McCann described the fire as an "extremely rare occurrence" for Sunoco. "I cannot tell you the last time we had a tank fire," he said.
The storage tank held more than 11/2 million gallons of xylene, a chemical found naturally in crude oil and used as a gasoline supplement. The volatile substance also is used to manufacture paints, adhesives and plastics.
McCann said he didn't know how much of the chemical had been consumed by the fire.
The burning chemical posed no threat to nearby residents, McCann said. When xylene combusts it breaks down into relatively harmless components, primarily soot, he said.

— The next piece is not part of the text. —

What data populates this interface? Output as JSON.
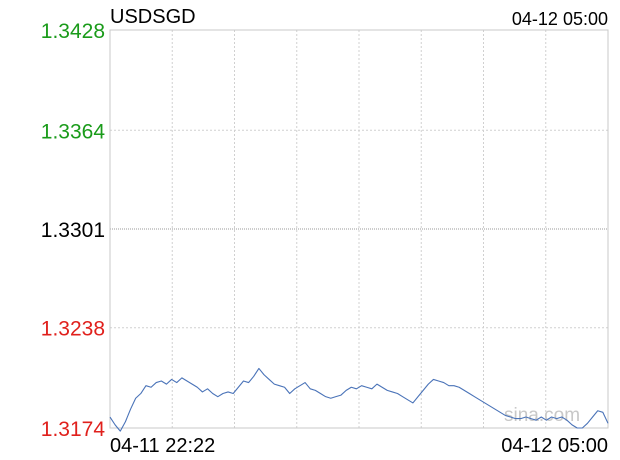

The sooty plume of smoke, which rose in the flight path of aircraft approaching Philadelphia International Airport, did not affect any incoming flights, an airport spokeswoman said.
The state Department of Environmental Protection said officials were headed to the scene, according to spokeswoman Darlene Yuhas.
Exposure to xylene can cause headaches, lack of muscle coordination, dizziness and confusion. High doses can lead to unconsciousness and death, according to the Agency for Toxic Substances and Disease Registry.
The storms that produced the dangerous lightning strikes also drenched parts of the Philadelphia suburbs, causing some rush-hour flooding. In Radnor Township, more than 2.5 inches of rain fell in 90 minutes. Parts of South Jersey received heavy rain and hail, the National Weather Service reported.